Para piorar, se consultarmos um dicionário para entendermos o termo “translação”, veremos que ele faz alusão ao ato de transladar, que é “mudar de lugar”. De fato a Terra está sempre mudando de lugar em seu movimento, mas ela acaba voltando ao ponto de partida após uma órbita completa… Não é lá uma grande mudança, não é? E se mergulharmos de cabeça no significado da palavra, veremos que “translação” já é um termo usado em Física para designar o “movimento de um sólido cujas partes mantêm uma direção constante”. Definitivamente a Terra não mantém uma direção constante!

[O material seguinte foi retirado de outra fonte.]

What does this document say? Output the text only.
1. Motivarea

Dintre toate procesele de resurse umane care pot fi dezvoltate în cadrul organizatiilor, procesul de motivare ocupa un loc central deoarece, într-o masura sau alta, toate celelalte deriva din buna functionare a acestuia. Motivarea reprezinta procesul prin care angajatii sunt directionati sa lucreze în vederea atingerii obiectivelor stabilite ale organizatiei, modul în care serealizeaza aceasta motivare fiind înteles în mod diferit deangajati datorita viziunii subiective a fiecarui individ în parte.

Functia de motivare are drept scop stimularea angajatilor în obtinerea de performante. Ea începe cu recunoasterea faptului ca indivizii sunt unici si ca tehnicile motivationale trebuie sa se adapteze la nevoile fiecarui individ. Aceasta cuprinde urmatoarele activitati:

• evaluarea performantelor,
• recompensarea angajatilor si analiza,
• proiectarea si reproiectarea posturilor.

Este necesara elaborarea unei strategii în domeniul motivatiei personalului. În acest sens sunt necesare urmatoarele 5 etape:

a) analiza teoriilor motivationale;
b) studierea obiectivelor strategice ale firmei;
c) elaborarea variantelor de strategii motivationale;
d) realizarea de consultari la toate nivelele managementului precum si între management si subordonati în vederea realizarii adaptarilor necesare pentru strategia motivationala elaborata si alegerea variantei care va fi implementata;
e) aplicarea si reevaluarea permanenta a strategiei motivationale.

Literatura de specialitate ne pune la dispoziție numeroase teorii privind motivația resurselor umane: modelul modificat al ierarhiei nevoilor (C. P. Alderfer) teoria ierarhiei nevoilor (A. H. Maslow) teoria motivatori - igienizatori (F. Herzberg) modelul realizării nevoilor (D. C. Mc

Entenderam porque “translação” é um nome ruim? Eu sei que já está consolidado, mas continua sendo ruim…

Terminado nosso desvio, retomemos o fio. A Terra gira ao redor de si (rotação) e ao redor do Sol (revolução). Sua rotação define um eixo que, por conseguinte, define um plano perpendicular a ele (o plano do Equador). A revolução também define um plano, o plano da órbita da Terra, cujo nome técnico é “plano da Eclíptica”. Seria muita coincidência se esse dois planos fossem o mesmo plano, não é?

Não são. O plano do Equador e o plano da Eclíptica são inclinados um em relação ao outro. O que equivale dizer que o eixo de rotação da Terra está inclinado em relação ao seu plano orbital. A Terra, com um pião, gira inclinada. Isso faz com que em determinadas épocas do ano, um de seus hemisférios receba mais luz e calor do que o outro. Sem problemas! Seis meses depois, a situação se inverte.

Nossos antepassados não sabiam nada disso, sobre rotação e revolução. O que eles viam era o movimento aparente do Sol, que nascia e se punha todos os dias (por conta da rotação da Terra) e ao longo do ano nascia e se punha em locais diferentes (por conta da revolução). Se você olhar o Sol nascer (ou se por) todos os dias, verá que ao longo do ano ele faz um movimento pendular. Ele nasce em um ponto, vai migrando rumo ao norte, chega em um ponto extremo, para, começa a voltar rumo ao sul, atinge outro ponto extremo e fica nesse vaivém ano após ano.

Solstícios e equinócios

Exatamente como um pêndulo, nos pontos extremos da trajetória o Sol para e começa a voltar. Os astrônomos antigos chamaram esses pontos de “solstício”, que quer dizer “sol estático”. Historicamente, os solstícios marcam o início do verão e do inverno; ocorrem em junho e dezembro.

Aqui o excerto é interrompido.